Sturgeon's Law is in effect for movies in general, but it seems rather difficult to make an outright horrible zombie flick. At worst it becomes potential get-drunk-and-watch, so-horrible-it's-awesome fodder. The thing was dirt cheap, and he didn't have much else to choose from (when your stiffest competition is Wrong Turn 4 there's not much to be said), so Fernando put in an order for one copy. When the movie arrived one fateful day in October, Fernando read the case's back, groaned, and rolled his eyes. Then he threw it up on the new release rack, sat back, and waited.
Later that day, one of Fernando's regulars, a guy just a tad older than him, comes in to browse the new releases. He sees the movie, reads the case. “Hey, is that the same Alexis Texas that does porn?”

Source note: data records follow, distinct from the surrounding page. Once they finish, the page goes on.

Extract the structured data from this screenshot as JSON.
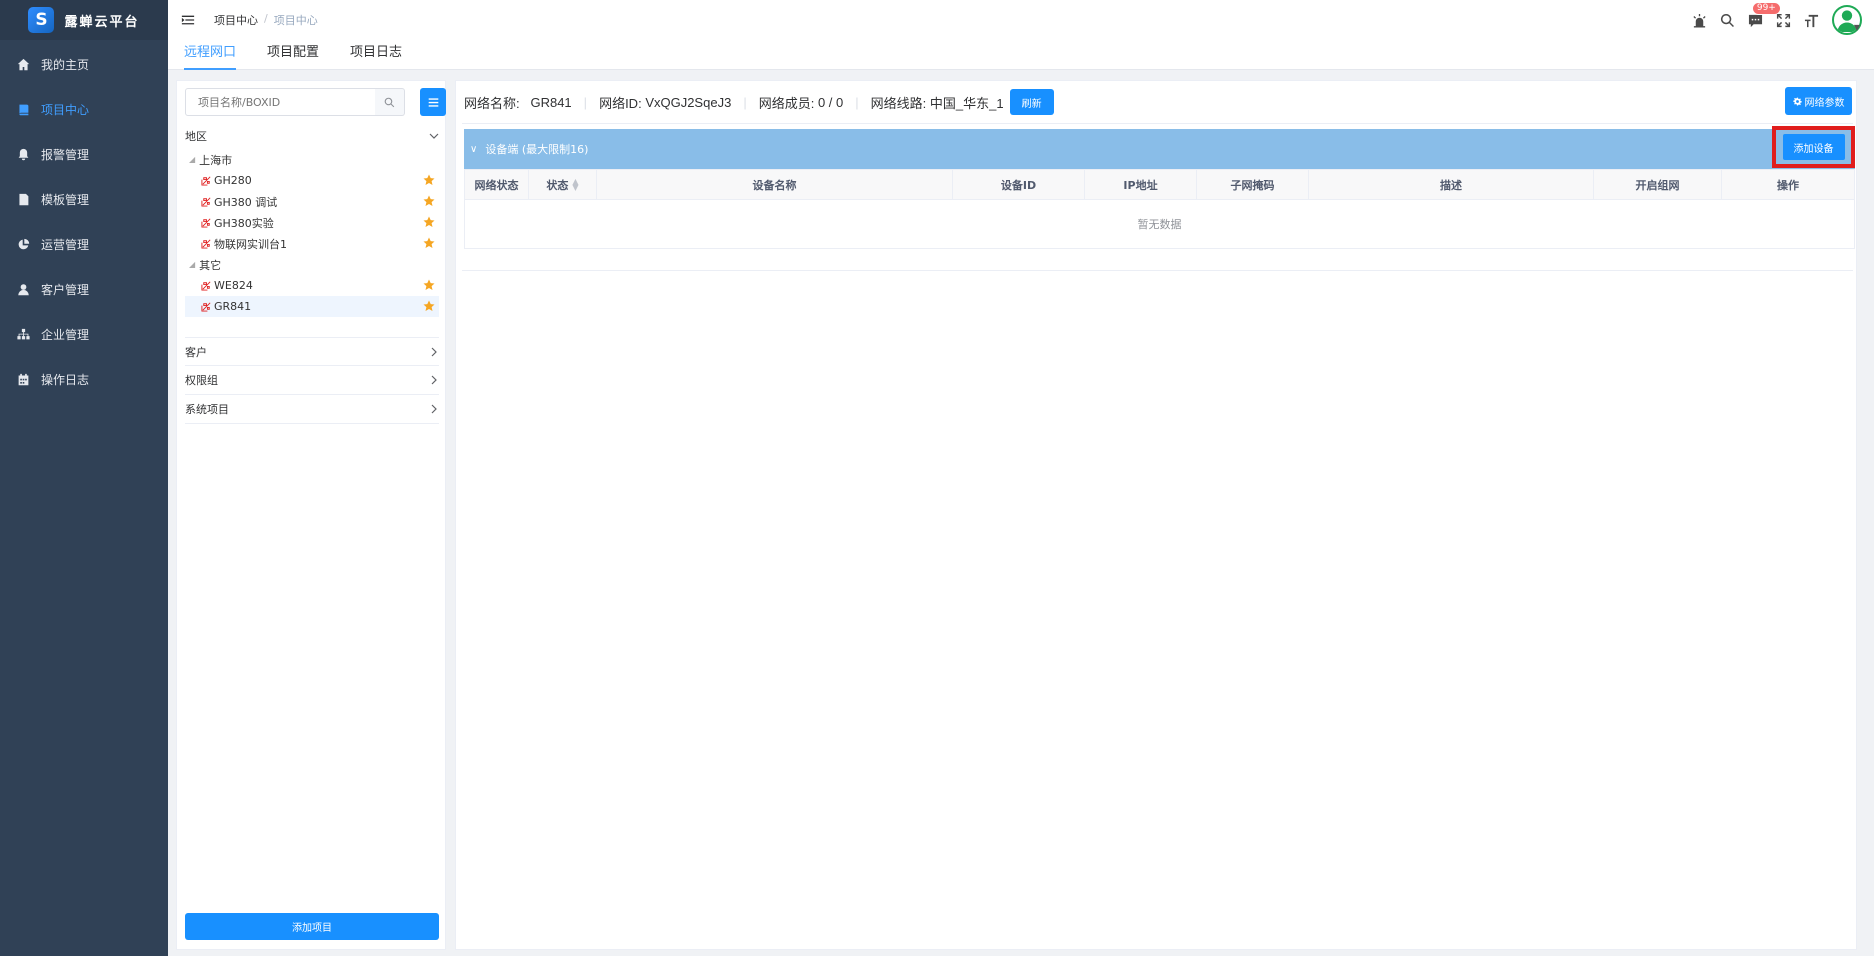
{
  "app": {
    "title": "露蝉云平台",
    "logo_letter": "S"
  },
  "sidebar": {
    "items": [
      {
        "label": "我的主页",
        "icon": "home-icon",
        "active": false
      },
      {
        "label": "项目中心",
        "icon": "project-icon",
        "active": true
      },
      {
        "label": "报警管理",
        "icon": "bell-icon",
        "active": false
      },
      {
        "label": "模板管理",
        "icon": "template-icon",
        "active": false
      },
      {
        "label": "运营管理",
        "icon": "pie-chart-icon",
        "active": false
      },
      {
        "label": "客户管理",
        "icon": "user-icon",
        "active": false
      },
      {
        "label": "企业管理",
        "icon": "org-icon",
        "active": false
      },
      {
        "label": "操作日志",
        "icon": "calendar-icon",
        "active": false
      }
    ]
  },
  "navbar": {
    "breadcrumb": [
      "项目中心",
      "项目中心"
    ],
    "message_badge": "99+"
  },
  "tabs": [
    {
      "label": "远程网口",
      "active": true
    },
    {
      "label": "项目配置",
      "active": false
    },
    {
      "label": "项目日志",
      "active": false
    }
  ],
  "left_panel": {
    "search_placeholder": "项目名称/BOXID",
    "region_label": "地区",
    "groups": [
      {
        "name": "上海市",
        "items": [
          {
            "name": "GH280",
            "selected": false
          },
          {
            "name": "GH380 调试",
            "selected": false
          },
          {
            "name": "GH380实验",
            "selected": false
          },
          {
            "name": "物联网实训台1",
            "selected": false
          }
        ]
      },
      {
        "name": "其它",
        "items": [
          {
            "name": "WE824",
            "selected": false
          },
          {
            "name": "GR841",
            "selected": true
          }
        ]
      }
    ],
    "sections": [
      "客户",
      "权限组",
      "系统项目"
    ],
    "add_project_label": "添加项目"
  },
  "network": {
    "name_label": "网络名称:",
    "name_value": "GR841",
    "id_label": "网络ID:",
    "id_value": "VxQGJ2SqeJ3",
    "members_label": "网络成员:",
    "members_value": "0 / 0",
    "route_label": "网络线路:",
    "route_value": "中国_华东_1",
    "refresh_label": "刷新",
    "params_label": "网络参数"
  },
  "devices": {
    "title": "设备端 (最大限制16)",
    "add_label": "添加设备",
    "columns": [
      "网络状态",
      "状态",
      "设备名称",
      "设备ID",
      "IP地址",
      "子网掩码",
      "描述",
      "开启组网",
      "操作"
    ],
    "empty_text": "暂无数据"
  },
  "colors": {
    "sidebar_bg": "#304156",
    "accent": "#1890ff",
    "active_text": "#409eff",
    "device_header": "#89bde8",
    "highlight_border": "#e01d1d",
    "star": "#f5a623"
  }
}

Uh, yeah. Yeah, I think it is. This is her attempt at breaking into mainstream filmography, I guess.” That fact alone sinks any potentiality of a movie's quality. The majority of individuals who do porn have approximately the same level of acting skill as Fernando. Probably less, since Fernando at least has something vaguely resembling motivations and characterization for relevant NPC's in D&Dland beyond “Here's a bobbing penis. Do things to it.”
Is it porn?”
My distributor doesn't do porn. It claims to be a zombie flick.”
I like zombie movies. I'll give it a shot.”
He rents it and returns the next day to pick out more movies. “This thing is worse than the movies they have on late-night Cinemax.”
Do you mean that in a directorial sense or in a content sense?”
Little bit of both. Let's put it this way. When there's more softcore sex than zombies in your zombie movie, you have a problem. I could probably direct a better one.”
Shit, I'm sorry. I honestly thought it would be at least bearable. It seemed impossible to fuck up a zombie movie.”
What you should do is tell people who ask that it's shit, and that'll get them to rent it.”
This idea struck Fernando as clarion-clear, and so it was implemented. People would come in and say, “What's a good horror movie?” Fernando would respond, “There actually aren't that many good ones that came out recently, but let me tell you about Bloodlust Zombies....”
Fernando's made back over double what he paid for that damn thing so far.